トレーニングウエア姿で出てきた技術者のAさんが「はぐるま」を見ていいました。「そうでしたか。それで十月から、裁量手当が四万円上がったんですね」
「はぐるま」は、労働基準監督署から会社に指導が入っていることを伝えていました。
自動車の足回り品と工作機メーカーの同社ではサービス残業による影響は深刻でした。「助けてください。…夫は毎日十五時間労働し、体を悪くして死にたいとまでいっています」。労働者の妻から党支部に寄せられた手紙です。
Aさん自身も「毎月、八十時間前後の残業はしている」のに裁量手当の約十五時間分の四万四千円しか支払われていませんでした。
日本共産党の八田ひろ子参院議員が、国会で先の妻の手紙も示して同社のサービス残業の実態を追及。労働基準局長は「十月に監督指導を実施し、労働時間にかかわる問題が認められ、指導中だ」と答弁しました(昨年十二月十一日)。
Aさんがいいます。
「共産党のみなさんの活動が、サービス残業や長時間残業の歯止めになっています。裁量手当は約三十時間分の八万円余にあがりました。みなさんの活動がなかったら、私たちは死ぬまで働かされることになりかねません」
トヨタ自動車では、開発、設計、営業などサービス残業が横行していた職場で、昨年の夏以来、午後十時以降の残業は事前申告制になりました。

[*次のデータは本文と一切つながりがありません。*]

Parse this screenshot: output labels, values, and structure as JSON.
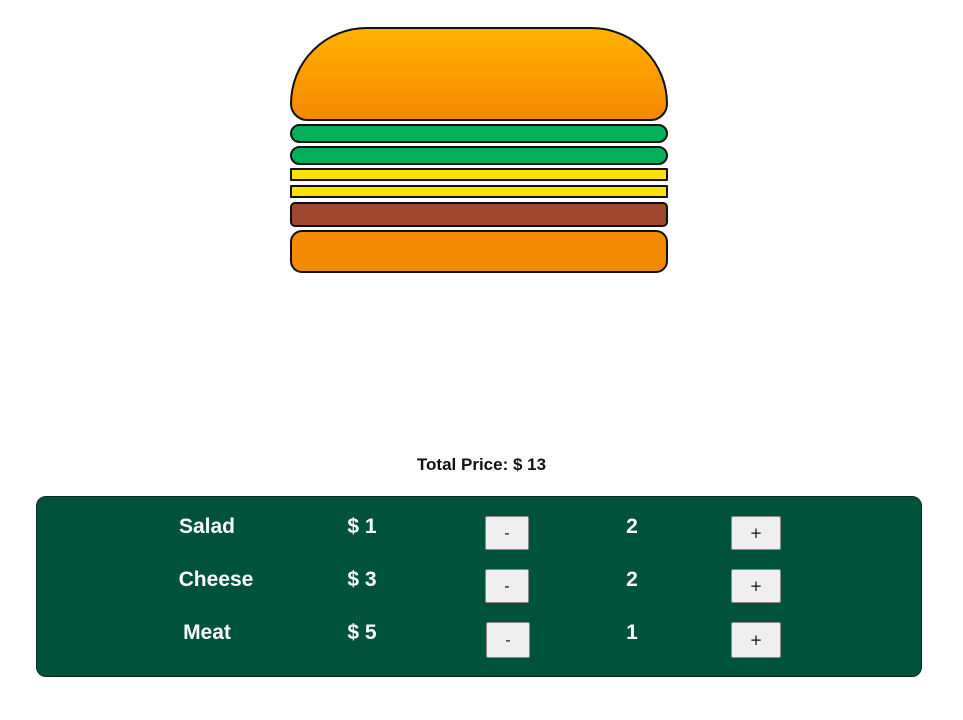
{
  "colors": {
    "bun": "#f48a00",
    "salad": "#00b15a",
    "cheese": "#ffe000",
    "meat": "#a0472f",
    "panel": "#00523a"
  },
  "burger": {
    "layers": [
      "bun-top",
      "salad",
      "salad",
      "cheese",
      "cheese",
      "meat",
      "bun-bottom"
    ]
  },
  "total": {
    "label": "Total Price: $ 13"
  },
  "ingredients": [
    {
      "name": "Salad",
      "price": "$ 1",
      "minus_label": "-",
      "count": "2",
      "plus_label": "+"
    },
    {
      "name": "Cheese",
      "price": "$ 3",
      "minus_label": "-",
      "count": "2",
      "plus_label": "+"
    },
    {
      "name": "Meat",
      "price": "$ 5",
      "minus_label": "-",
      "count": "1",
      "plus_label": "+"
    }
  ]
}
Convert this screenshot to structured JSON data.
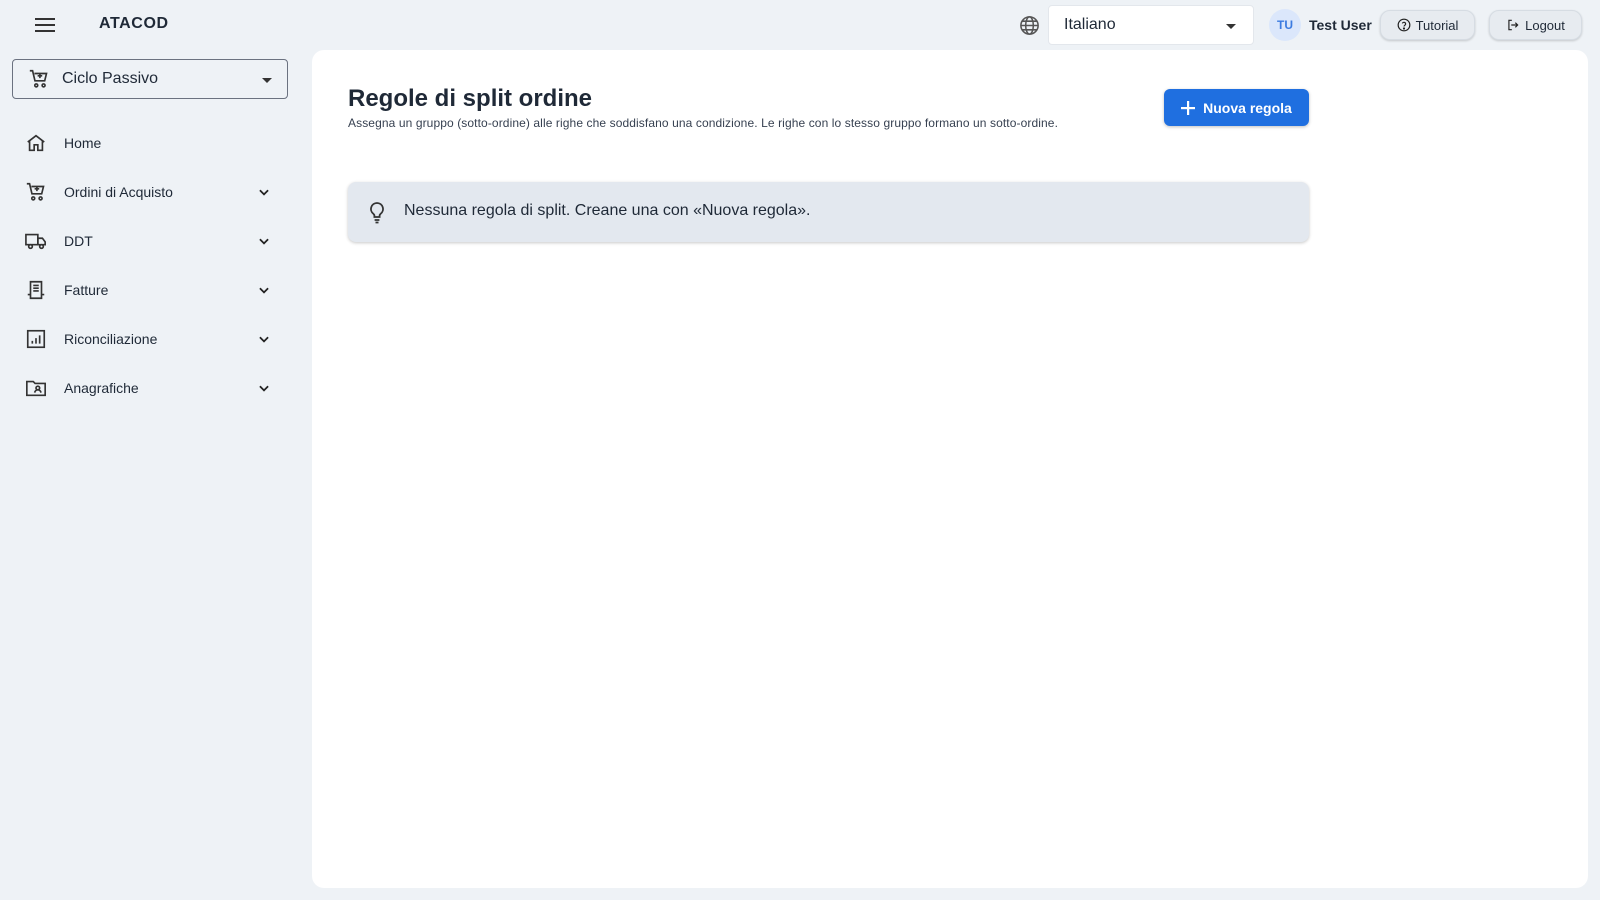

午後八時ごろになると、組合役員や管理職が職場を見まわります。十月にも労基署は、トヨタ自動車に調査に入りました。
こうしたトヨタ自動車の動きが、グループ会社に波及しています。
国内最大手の自動車部品メーカー、デンソー(本社・愛知県刈谷市)の開発部では、部署ごとに最後に帰る社員名と時刻をホワイトボードに記入。翌朝、事務員がチェックしています。

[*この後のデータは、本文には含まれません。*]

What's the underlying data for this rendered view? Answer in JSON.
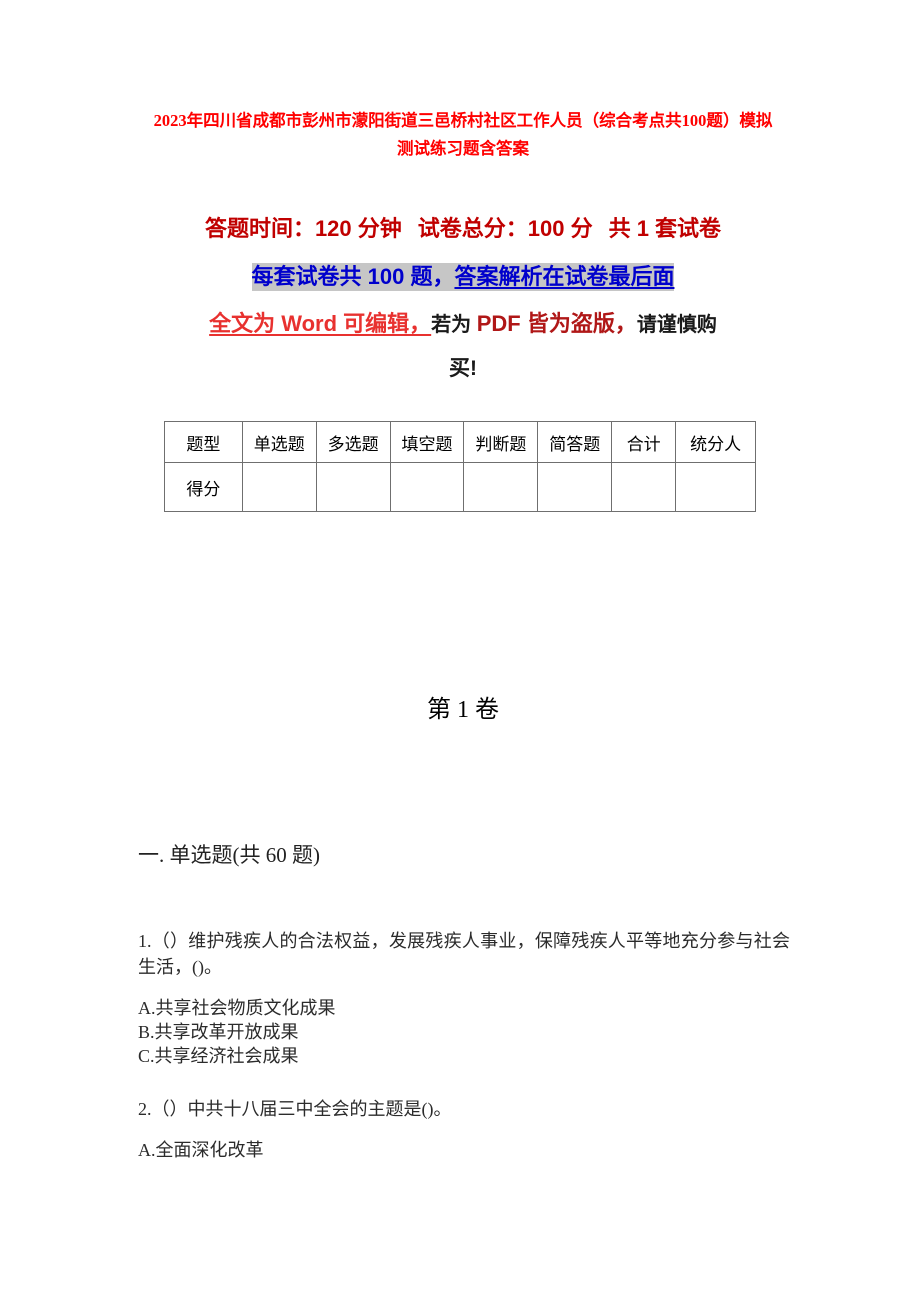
{
  "document": {
    "title": "2023年四川省成都市彭州市濛阳街道三邑桥村社区工作人员（综合考点共100题）模拟测试练习题含答案",
    "exam_info": {
      "duration_label": "答题时间：120 分钟",
      "total_score_label": "试卷总分：100 分",
      "paper_count_label": "共 1 套试卷",
      "questions_per_paper": "每套试卷共 100 题，",
      "answers_location": "答案解析在试卷最后面"
    },
    "notice": {
      "word_editable": "全文为 Word 可编辑，",
      "if_for": "若为 ",
      "pdf_pirated": "PDF 皆为盗版，",
      "caution": "请谨慎购",
      "caution_end": "买!"
    },
    "score_table": {
      "headers": [
        "题型",
        "单选题",
        "多选题",
        "填空题",
        "判断题",
        "简答题",
        "合计",
        "统分人"
      ],
      "rows": [
        {
          "label": "得分",
          "values": [
            "",
            "",
            "",
            "",
            "",
            "",
            ""
          ]
        }
      ]
    },
    "volume_heading": "第 1 卷",
    "sections": [
      {
        "heading": "一. 单选题(共 60 题)",
        "questions": [
          {
            "number": "1.",
            "stem": "1.（）维护残疾人的合法权益，发展残疾人事业，保障残疾人平等地充分参与社会生活，()。",
            "options": [
              "A.共享社会物质文化成果",
              "B.共享改革开放成果",
              "C.共享经济社会成果"
            ]
          },
          {
            "number": "2.",
            "stem": "2.（）中共十八届三中全会的主题是()。",
            "options": [
              "A.全面深化改革"
            ]
          }
        ]
      }
    ],
    "colors": {
      "title_red": "#FF0000",
      "header_dark_red": "#C00000",
      "link_blue": "#0000CC",
      "highlight_gray": "#C6C6C6",
      "bright_red": "#E8312F"
    }
  }
}
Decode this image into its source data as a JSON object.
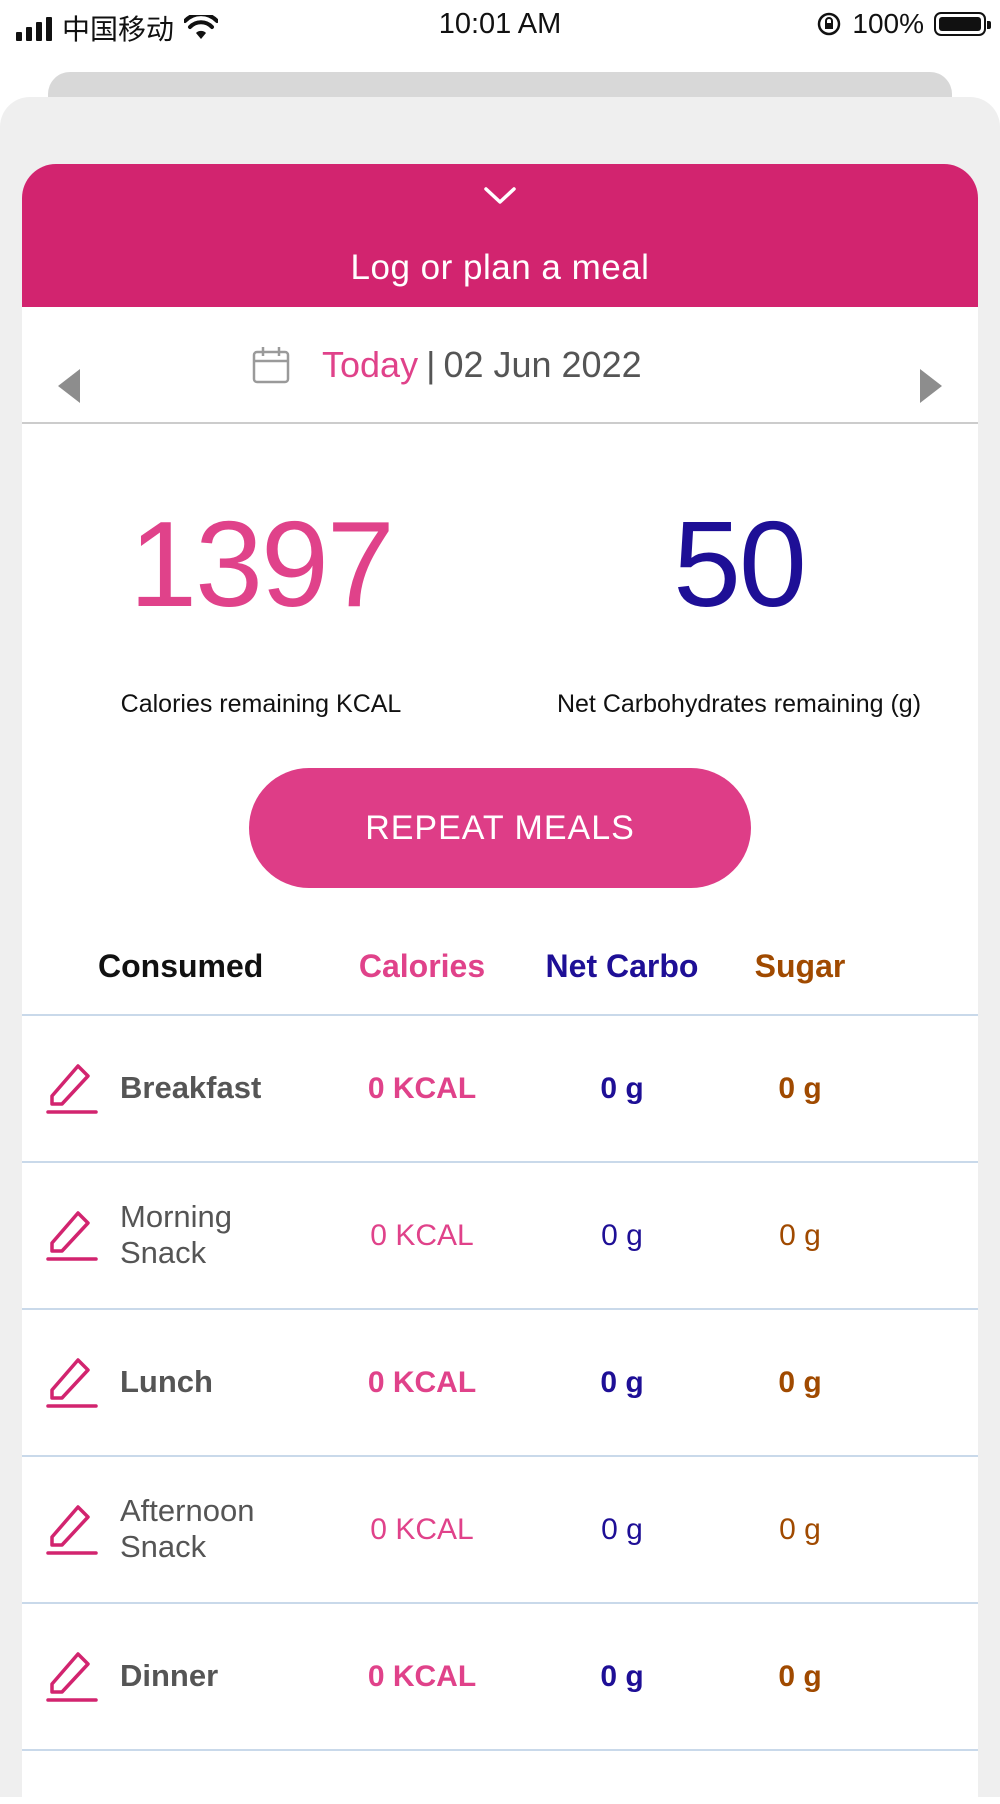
{
  "status_bar": {
    "carrier": "中国移动",
    "time": "10:01 AM",
    "battery": "100%"
  },
  "header": {
    "title": "Log or plan a meal"
  },
  "date_nav": {
    "today_label": "Today",
    "separator": "|",
    "date": "02 Jun 2022"
  },
  "summary": {
    "calories_remaining": "1397",
    "calories_label": "Calories remaining KCAL",
    "carbs_remaining": "50",
    "carbs_label": "Net Carbohydrates remaining (g)"
  },
  "repeat_button": "REPEAT MEALS",
  "table": {
    "headers": [
      "Consumed",
      "Calories",
      "Net Carbo",
      "Sugar"
    ],
    "rows": [
      {
        "name": "Breakfast",
        "calories": "0 KCAL",
        "carbs": "0 g",
        "sugar": "0 g"
      },
      {
        "name": "Morning Snack",
        "calories": "0 KCAL",
        "carbs": "0 g",
        "sugar": "0 g"
      },
      {
        "name": "Lunch",
        "calories": "0 KCAL",
        "carbs": "0 g",
        "sugar": "0 g"
      },
      {
        "name": "Afternoon Snack",
        "calories": "0 KCAL",
        "carbs": "0 g",
        "sugar": "0 g"
      },
      {
        "name": "Dinner",
        "calories": "0 KCAL",
        "carbs": "0 g",
        "sugar": "0 g"
      }
    ]
  },
  "colors": {
    "brand_pink": "#d2246f",
    "calories_pink": "#e0428a",
    "carbs_navy": "#1e0f96",
    "sugar_brown": "#a04a00"
  },
  "icons": {
    "row_edit": "pencil-icon",
    "date": "calendar-icon",
    "collapse": "chevron-down-icon"
  }
}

自動車部品大手のアイシン精機(本社・刈谷市)では昨年十一月、サービス残業是正のため、労働組合と会社が初めて交渉のテーブルにつきました。
トヨタ自動車やグループ企業でサービス残業是正の機運をつくりだしたのは、職場の党組織のねばり強いとりくみでした。会社や組合、労基署への申し入れ、駐車場出口での退社時間の実態調査、労働者宅を訪問しての聞き取りを繰り返してきました。こんな声がかえってきています。

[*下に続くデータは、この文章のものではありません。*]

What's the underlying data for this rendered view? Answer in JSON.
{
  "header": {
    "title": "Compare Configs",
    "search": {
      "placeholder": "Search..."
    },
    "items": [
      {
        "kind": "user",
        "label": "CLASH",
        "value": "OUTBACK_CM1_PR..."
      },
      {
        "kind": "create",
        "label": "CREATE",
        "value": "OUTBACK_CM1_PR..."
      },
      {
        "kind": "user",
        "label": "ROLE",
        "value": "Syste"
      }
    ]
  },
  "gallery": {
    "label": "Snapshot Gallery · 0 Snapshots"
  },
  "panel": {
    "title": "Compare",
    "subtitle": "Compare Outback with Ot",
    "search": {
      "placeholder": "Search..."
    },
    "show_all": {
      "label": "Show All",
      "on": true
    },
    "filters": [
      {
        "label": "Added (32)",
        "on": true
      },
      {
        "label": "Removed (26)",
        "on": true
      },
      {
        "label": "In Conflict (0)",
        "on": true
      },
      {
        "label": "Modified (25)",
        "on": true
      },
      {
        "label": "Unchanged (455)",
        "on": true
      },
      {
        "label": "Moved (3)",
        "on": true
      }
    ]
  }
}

「いつも夜遅くまで働いていて、早いときで八時、遅いときは十時すぎ、休みのときは外に出たがりません」
「元気で働いていた同じ課の人がポックリなくなった。おれも心配だ」
トヨタ自動車日本共産党委員会の機関紙「ワイパー」はじめ各職場新聞は、こうした実態を告発。厚生労働省のサービス残業是正通達も紹介しながら、「自分と家族のために勇気をもって労基署に訴えよう」とよびかけてきました。
労働者や家族がこれに励まされ、実態を相次いで労基署に申告します。
豊田労働基準監督署の担当者も、「(昨年)夏以降、サービス残業、長時間労働の問題での告発や相談が激増し、労基署として動いたものだけで約三十件。その半数は、労働者の妻など家族からのもので『連日帰宅が深夜。このままでは倒れてしまう』と健康を案じるものでした」と話します。
労働組合も動きだします。トヨタ・グループ企業の労働組合の連合体である全トヨタ労働組合連合会の岡正規副事務局長は、「サービス残業の是正勧告をうけるなど本当に恥ずかしい。九月の定期大会でも重視して、サービス残業根絶のため各社の労使でよく話し合うように提起した」と語ります。